Ainda de acordo com a administração municipal, foram investidos aproximadamente US$ 3 bilhões, o equivalente a R$ 163 bilhões, na cotação atual. Veja alguma das ações do plano:
➡️ Filtros em chaminés
➡️Despoluição dos rios e córregos
➡️Gerenciamento de todos os resíduos produzidos
➡️Medições das emissões de gases no ar
➡️Recuperação da Mata Atlântica e replantio de árvores
A Cetesb enviou à equipe de reportagem o controle, levantado à época, das fontes de poluição da cidade. Veja abaixo:
Controle de Poluição Ambiental, em Cubatão, entre a década de 80 e 90
Poluição | Fontes autuadas | Fontes controladas |
Ar | 230 | 207 |
Águas | 44 | 44 |
Solo | 46 | 46 |
Total | 320 | 297 |
Fonte: Cetesb
Além dessas, 23 fontes foram desativadas. Atualmente, de acordo com a Cetesb, as fontes autuadas à época possuem controle. Algumas ações continuam sendo realizadas para manter o resultado do programa. Sendo elas:
- Fiscalizar as fontes já controladas
- Acompanhar obras de implantação de novos sistemas de controle
- Realização e acompanhamento de amostragens de sistemas de controle já implantados
- Avaliação de cargas poluidoras em fase de autuação
- Operação para evitar episódios críticos de poluição do ar
- Controle de fontes não prioritárias que passaram a ser significativas após o controle das fontes de maior impacto
- Monitoramento da qualidade dos rios da região
- Renovação das Licenças Ambientais das empresas prioritárias
- Remediação ambiental do complexo industrial
- Adequação dos sistemas de captação e tratamento de águas pluviais contaminadas
Incêndio que atingiu uma unidade da Vale Fertilizantes, em Cubatão (SP), em 2017 — Foto: Divulgação/Corpo de Bombeiros
O g1 entrou em contato com a ONU para solicitar o ranking atualizado das cidades mais poluídas do mundo, mas não obteve retorno até a última atualização desta reportagem.
Sobre Cubatão
Cubatão tem 142,879 km², cortados por rios e mangues, que sofreram o impacto da poluição. Com a Rodovia Anchieta, a cidade tornou-se um grande centro de tráfego de veículos de passeio e de carga entre São Paulo e a região da Baixada Santista. Mas, seu destaque é o grande parque industrial que abriga 24 empresas.

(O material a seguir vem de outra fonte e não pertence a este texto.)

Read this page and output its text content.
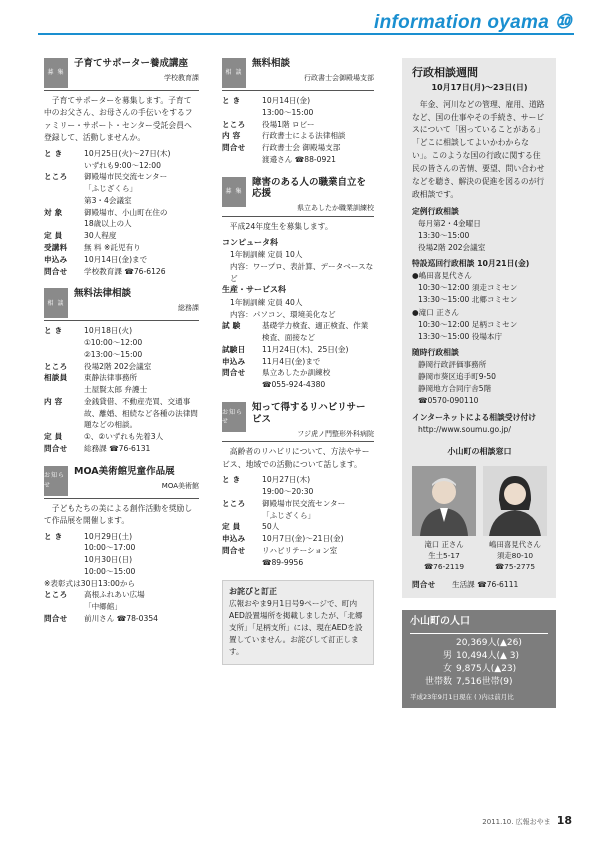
information oyama ⑩
募 集
子育てサポーター養成講座
学校教育課
子育てサポーターを募集します。子育て中のお父さん、お母さんの手伝いをするファミリー・サポート・センター受託会員へ登録して、活動しませんか。
と き	10月25日(火)～27日(木)
いずれも9:00～12:00
ところ	御殿場市民交流センター
「ふじざくら」
第3・4会議室
対 象	御殿場市、小山町在住の
18歳以上の人
定 員	30人程度
受講料	無 料 ※託児有り
申込み	10月14日(金)まで
問合せ	学校教育課 ☎76-6126
相 談
無料法律相談
総務課
と き	10月18日(火)
①10:00～12:00
②13:00～15:00
ところ	役場2階 202会議室
相談員	東静法律事務所
土屋賢太郎 弁護士
内 容	金銭貸借、不動産売買、交通事故、離婚、相続など各種の法律問題などの相談。
定 員	①、②いずれも先着3人
問合せ	総務課 ☎76-6131
お知らせ
MOA美術館児童作品展
MOA美術館
子どもたちの美による創作活動を奨励して作品展を開催します。
と き	10月29日(土)
10:00～17:00
10月30日(日)
10:00～15:00
※表彰式は30日13:00から
ところ	高根ふれあい広場
「中郷館」
問合せ	前川さん ☎78-0354
相 談
無料相談
行政書士会御殿場支部
と き	10月14日(金)
13:00～15:00
ところ	役場1階 ロビー
内 容	行政書士による法律相談
問合せ	行政書士会 御殿場支部
渡邉さん ☎88-0921
募 集
障害のある人の職業自立を応援
県立あしたか職業訓練校
平成24年度生を募集します。
コンピュータ科
1年制訓練 定員 10人
内容：ワープロ、表計算、データベースなど
生産・サービス科
1年制訓練 定員 40人
内容：パソコン、環境美化など
試 験	基礎学力検査、適正検査、作業検査、面接など
試験日	11月24日(木)、25日(金)
申込み	11月4日(金)まで
問合せ	県立あしたか訓練校
☎055-924-4380
お知らせ
知って得するリハビリサービス
フジ虎ノ門整形外科病院
高齢者のリハビリについて、方法やサービス、地域での活動について話します。
と き	10月27日(木)
19:00～20:30
ところ	御殿場市民交流センター
「ふじざくら」
定 員	50人
申込み	10月7日(金)～21日(金)
問合せ	リハビリテーション室
☎89-9956
お詫びと訂正
広報おやま9月1日号9ページで、町内AED設置場所を掲載しましたが、「北郷支所」「足柄支所」には、現在AEDを設置していません。お詫びして訂正します。
行政相談週間
10月17日(月)～23日(日)
年金、河川などの管理、雇用、道路など、国の仕事やその手続き、サービスについて「困っていることがある」「どこに相談してよいかわからない」。このような国の行政に関する住民の皆さんの苦情、要望、問い合わせなどを聴き、解決の促進を図るのが行政相談です。
定例行政相談
毎月第2・4金曜日
13:30～15:00
役場2階 202会議室
特設巡回行政相談 10月21日(金)
●嶋田喜見代さん
10:30～12:00 須走コミセン
13:30～15:00 北郷コミセン
●滝口 正さん
10:30～12:00 足柄コミセン
13:30～15:00 役場本庁
随時行政相談
静岡行政評価事務所
静岡市葵区追手町9-50
静岡地方合同庁舎5階
☎0570-090110
インターネットによる相談受け付け
http://www.soumu.go.jp/
小山町の相談窓口
滝口 正さん
生土5-17
☎76-2119
嶋田喜見代さん
須走80-10
☎75-2775
問合せ	生活課 ☎76-6111
小山町の人口
20,369人(▲26)
男 10,494人(▲ 3)
女 9,875人(▲23)
世帯数 7,516世帯(9)
平成23年9月1日現在 ( )内は前月比
2011.10. 広報おやま 18
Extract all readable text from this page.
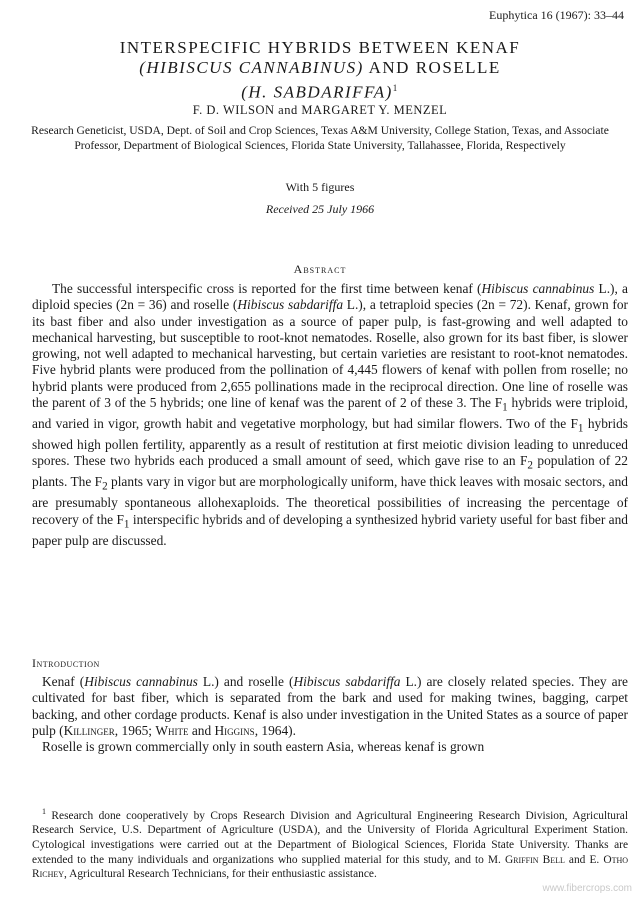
Euphytica 16 (1967): 33–44
INTERSPECIFIC HYBRIDS BETWEEN KENAF
(HIBISCUS CANNABINUS) AND ROSELLE
(H. SABDARIFFA)$^1$
F. D. WILSON and MARGARET Y. MENZEL
Research Geneticist, USDA, Dept. of Soil and Crop Sciences, Texas A&M University, College Station, Texas, and Associate Professor, Department of Biological Sciences, Florida State University, Tallahassee, Florida, Respectively
With 5 figures
Received 25 July 1966
Abstract
The successful interspecific cross is reported for the first time between kenaf (Hibiscus cannabinus L.), a diploid species (2n = 36) and roselle (Hibiscus sabdariffa L.), a tetraploid species (2n = 72). Kenaf, grown for its bast fiber and also under investigation as a source of paper pulp, is fast-growing and well adapted to mechanical harvesting, but susceptible to root-knot nematodes. Roselle, also grown for its bast fiber, is slower growing, not well adapted to mechanical harvesting, but certain varieties are resistant to root-knot nematodes. Five hybrid plants were produced from the pollination of 4,445 flowers of kenaf with pollen from roselle; no hybrid plants were produced from 2,655 pollinations made in the reciprocal direction. One line of roselle was the parent of 3 of the 5 hybrids; one line of kenaf was the parent of 2 of these 3. The $F_1$ hybrids were triploid, and varied in vigor, growth habit and vegetative morphology, but had similar flowers. Two of the $F_1$ hybrids showed high pollen fertility, apparently as a result of restitution at first meiotic division leading to unreduced spores. These two hybrids each produced a small amount of seed, which gave rise to an $F_2$ population of 22 plants. The $F_2$ plants vary in vigor but are morphologically uniform, have thick leaves with mosaic sectors, and are presumably spontaneous allohexaploids. The theoretical possibilities of increasing the percentage of recovery of the $F_1$ interspecific hybrids and of developing a synthesized hybrid variety useful for bast fiber and paper pulp are discussed.
Introduction

Kenaf (Hibiscus cannabinus L.) and roselle (Hibiscus sabdariffa L.) are closely related species. They are cultivated for bast fiber, which is separated from the bark and used for making twines, bagging, carpet backing, and other cordage products. Kenaf is also under investigation in the United States as a source of paper pulp (Killinger, 1965; White and Higgins, 1964).

Roselle is grown commercially only in south eastern Asia, whereas kenaf is grown

$^1$ Research done cooperatively by Crops Research Division and Agricultural Engineering Research Division, Agricultural Research Service, U.S. Department of Agriculture (USDA), and the University of Florida Agricultural Experiment Station. Cytological investigations were carried out at the Department of Biological Sciences, Florida State University. Thanks are extended to the many individuals and organizations who supplied material for this study, and to M. Griffin Bell and E. Otho Richey, Agricultural Research Technicians, for their enthusiastic assistance.
www.fibercrops.com
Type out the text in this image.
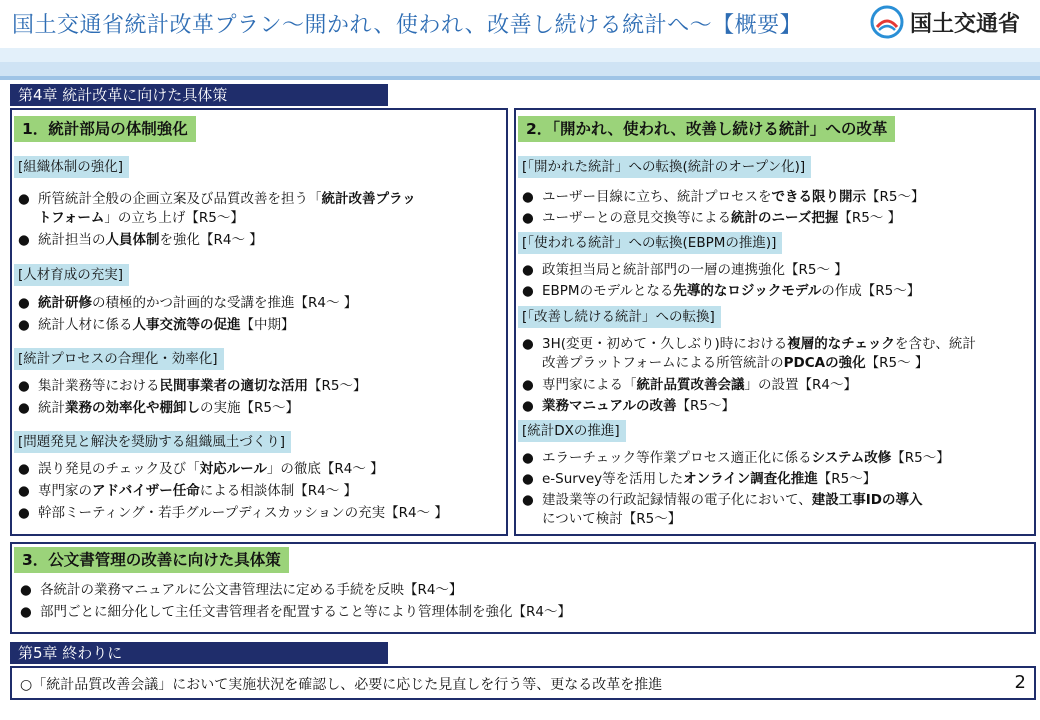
国土交通省統計改革プラン〜開かれ、使われ、改善し続ける統計へ〜【概要】	国土交通省
第4章 統計改革に向けた具体策
1．統計部局の体制強化
[組織体制の強化]
● 所管統計全般の企画立案及び品質改善を担う「統計改善プラッ
トフォーム」の立ち上げ【R5〜】
● 統計担当の人員体制を強化【R4〜 】
[人材育成の充実]
● 統計研修の積極的かつ計画的な受講を推進【R4〜 】
● 統計人材に係る人事交流等の促進【中期】
[統計プロセスの合理化・効率化]
● 集計業務等における民間事業者の適切な活用【R5〜】
● 統計業務の効率化や棚卸しの実施【R5〜】
[問題発見と解決を奨励する組織風土づくり]
● 誤り発見のチェック及び「対応ルール」の徹底【R4〜 】
● 専門家のアドバイザー任命による相談体制【R4〜 】
● 幹部ミーティング・若手グループディスカッションの充実【R4〜 】
2．「開かれ、使われ、改善し続ける統計」への改革
[「開かれた統計」への転換(統計のオープン化)]
● ユーザー目線に立ち、統計プロセスをできる限り開示【R5〜】
● ユーザーとの意見交換等による統計のニーズ把握【R5〜 】
[「使われる統計」への転換(EBPMの推進)]
● 政策担当局と統計部門の一層の連携強化【R5〜 】
● EBPMのモデルとなる先導的なロジックモデルの作成【R5〜】
[「改善し続ける統計」への転換]
● 3H(変更・初めて・久しぶり)時における複層的なチェックを含む、統計
改善プラットフォームによる所管統計のPDCAの強化【R5〜 】
● 専門家による「統計品質改善会議」の設置【R4〜】
● 業務マニュアルの改善【R5〜】
[統計DXの推進]
● エラーチェック等作業プロセス適正化に係るシステム改修【R5〜】
● e-Survey等を活用したオンライン調査化推進【R5〜】
● 建設業等の行政記録情報の電子化において、建設工事IDの導入
について検討【R5〜】
3．公文書管理の改善に向けた具体策
● 各統計の業務マニュアルに公文書管理法に定める手続を反映【R4〜】
● 部門ごとに細分化して主任文書管理者を配置すること等により管理体制を強化【R4〜】
第5章 終わりに
○「統計品質改善会議」において実施状況を確認し、必要に応じた見直しを行う等、更なる改革を推進	2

De acordo com a Organização Mundial em Saúde (OMS), as indústrias estão entre os maiores poluidores atmosféricos — o que foi e continua sendo o maior desafio da cidade, que trabalha para não voltar às condições da década de 80.
‘Vale da Morte’?
Vila Parisi, em Cubatão (SP), no dia 3 de maio de 1985 — Foto: João Vieira/Arquivo A Tribuna
O historiador Welington Ribeiro Borges, de 59, saiu de Minas Gerais (MG) e foi para Cubatão aos seis anos de idade. De acordo com ele, na década de 80 as indústrias lançavam aproximadamente mil toneladas de poluentes na atmosfera por dia.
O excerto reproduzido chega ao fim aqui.